Ada Ara asked what a corollary was. It’s an outcome, a conclusion, Boston said. They amused themselves arguing over what a corollary was, and in the end Carolyn, getting impatient, asked me again what on earth there was if there wasn’t a world. There’s a conclusion, Boston said, speaking for me. Carolyn pierced me with a terrifying look that made everything infinitely more difficult. She seemed to be saying: But, really, is this the writer they recommended to me, the one they told me we should select? Then she asked me, What conclusion? I was paralyzed, utterly mute. None, I ended up saying. I saw Carolyn was very upset and angry. Suddenly, she let fly: “So what do we do now? Accept it all calmly, implode with panic, or what?”
I remained impassive, thinking of those linguistic short circuits that are inevitably part of the most mundane conversations. “Nice day today, ma’am.” “Don’t even go there, sir.” “Did you see that amazing light?” And the lady doesn’t answer. Brusque interruptions, the breakdown of language in the most pointless exchanges. Of course, people contribute to the short circuit sometimes without even wanting to.
43
Toward evening we arrived at the Hauptbahnhof to see Artaud’s Cave, a film installation made for Documenta by the Venezuelan artist Javier Téllez. It was showing in a strange space inside the old station.
On the way over, Ada Ara, Boston, and I talked about my ridiculous mix-up with Carolyn. The only thing that might have been worse, said Boston, is if you’d told her the world is kept spinning by two tsetse flies.
In that space in the Hauptbahnhof — designed as a cinema but looking like a grotto — Téllez looped his single-channel film. This was what Boston and Ada told me, thinking that since Artaud was involved the work would surely interest me. The installation showed a performance of The Conquest of Mexico, an Artaud text that I recalled sought to bludgeon the viewer, to create the harsh effect of an ax-blow on the frozen sea lying within us all. It was all very much in line with theories forming the foundation of the Theater of Cruelty, established by Artaud himself in his bid to make an aggressive impression on the spectator: “For that reason, actions, nearly always violent, come before words, thus freeing the subconscious to fight against reason and logic.”

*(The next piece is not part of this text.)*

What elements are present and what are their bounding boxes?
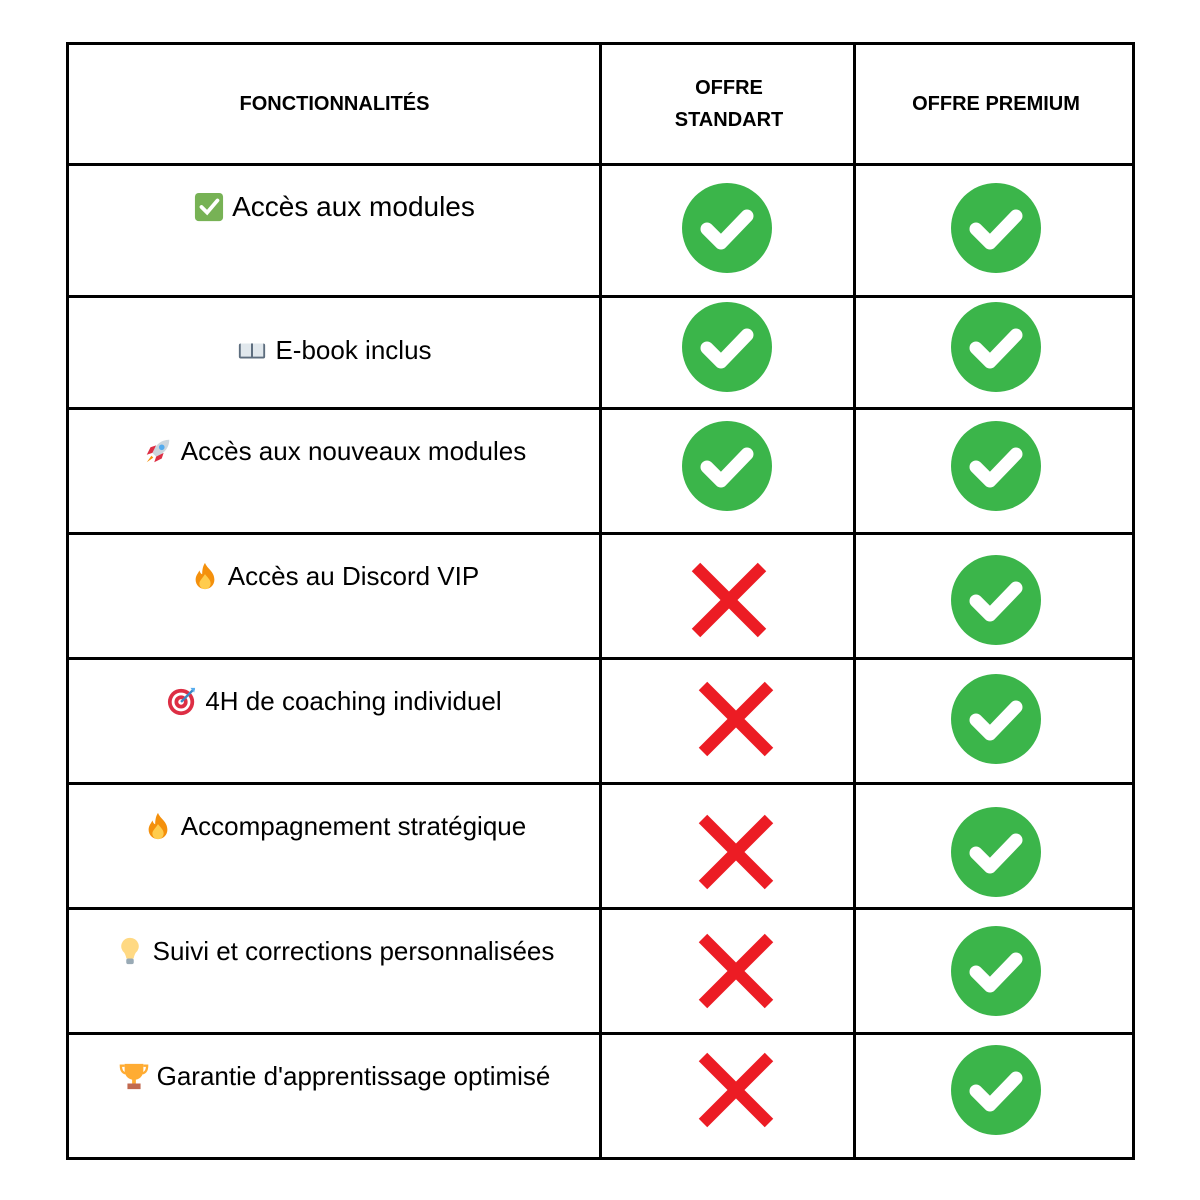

The video by Téllez was extraordinarily interesting and subconscious-freeing: it was acted out by mentally ill patients from the Bernardino Álvarez hospital in Mexico City. The video took place in two parallel time frames, alternating daily life in the psychiatric institution with the historical events of the conquest of Mexico as told by Artaud, which made the patients of the Bernardino Álvarez duplicate themselves ingeniously: playing themselves as patients and at the same time identifying with Moctezuma and other historical characters.
I didn’t say anything, and it seemed as if I wasn’t interested in the cave, or the video, or the conquest of Mexico. But that wasn’t the case; it was that I’d just seen the young blonde German approaching, the woman in strict mourning I’d seen before at Untilled, enlightening people about the death of Europe. It was unmistakably her, still in the same dark clothing and once more shouting at people as she came toward us. Arriving where we were, she handed us a sort of pamphlet she had written and was distributing to inform us that Antonin Artaud was one of the first to condemn the Enlightenment for destroying the West. In fact, it was nothing very different from what she’d said previously from up on a pile of rubble.